More options are great, but they can also be overwhelming. I bet some new car buyers have a hard time picking among those Ford trucks. Not long ago I considered buying an Apple TV streaming gadget, and it took some hunting to figure out the differences between the options that the company was selling. I didn’t buy anything.
A side note: Maybe we don’t need Apple’s product infomercials, like the one on Tuesday, at all?
These staged presentations devoted to what feels like the 32nd version of an iPad made slightly more sense when technology was confined to a shiny thing in a box intended mostly for the 1 percent of die-hards. But now, technology is everything and for everyone. And increasingly, it’s most useful when we don’t notice it all. That includes the smart software that nudges us to read only the important emails or spots a faulty factory assembly line before it breaks down.

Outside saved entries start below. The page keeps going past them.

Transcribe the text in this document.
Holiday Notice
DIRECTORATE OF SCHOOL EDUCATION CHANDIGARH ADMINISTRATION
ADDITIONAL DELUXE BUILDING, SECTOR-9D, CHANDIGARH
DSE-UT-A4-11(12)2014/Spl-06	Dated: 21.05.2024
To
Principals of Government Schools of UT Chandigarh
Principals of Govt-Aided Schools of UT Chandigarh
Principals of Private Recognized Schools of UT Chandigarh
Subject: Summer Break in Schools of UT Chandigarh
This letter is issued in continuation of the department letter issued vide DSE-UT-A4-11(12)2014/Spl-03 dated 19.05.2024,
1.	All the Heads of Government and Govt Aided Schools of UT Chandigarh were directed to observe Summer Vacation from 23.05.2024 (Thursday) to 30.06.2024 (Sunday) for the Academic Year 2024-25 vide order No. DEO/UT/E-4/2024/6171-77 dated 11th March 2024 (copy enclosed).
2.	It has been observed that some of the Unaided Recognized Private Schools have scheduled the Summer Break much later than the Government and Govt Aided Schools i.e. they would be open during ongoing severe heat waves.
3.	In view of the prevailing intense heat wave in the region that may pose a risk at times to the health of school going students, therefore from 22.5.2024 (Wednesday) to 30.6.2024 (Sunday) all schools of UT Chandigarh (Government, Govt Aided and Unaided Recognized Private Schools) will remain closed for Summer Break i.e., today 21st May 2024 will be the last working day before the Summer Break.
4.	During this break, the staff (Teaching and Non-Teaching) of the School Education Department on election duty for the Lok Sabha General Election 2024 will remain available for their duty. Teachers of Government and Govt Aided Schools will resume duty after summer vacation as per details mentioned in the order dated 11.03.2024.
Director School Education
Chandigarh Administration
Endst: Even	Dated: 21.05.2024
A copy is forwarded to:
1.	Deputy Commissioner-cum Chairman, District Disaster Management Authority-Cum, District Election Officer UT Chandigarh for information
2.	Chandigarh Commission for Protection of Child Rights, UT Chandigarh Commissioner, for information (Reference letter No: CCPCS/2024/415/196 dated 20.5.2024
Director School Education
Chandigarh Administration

Rant over. My point is that having choices is mostly good for us. But it’s also weird for Apple. The company is a genius at product segmentation, marketing and pricing strategies but tends to behave as though it just makes awesome products and — oopsie, where did these giant piles of cash come from? No one wants to be a try-hard.
Apple has managed to preserve the image of being exclusive and cool while selling one of the most widely used commodities on the planet. Smartphones and many other technologies in our lives are both extremely useful necessities and completely normal. It’s long past time to stop treating the companies behind them like wizards.
Apple now has nearly the array of product options that Cheerios does. That should demystify the company a bit.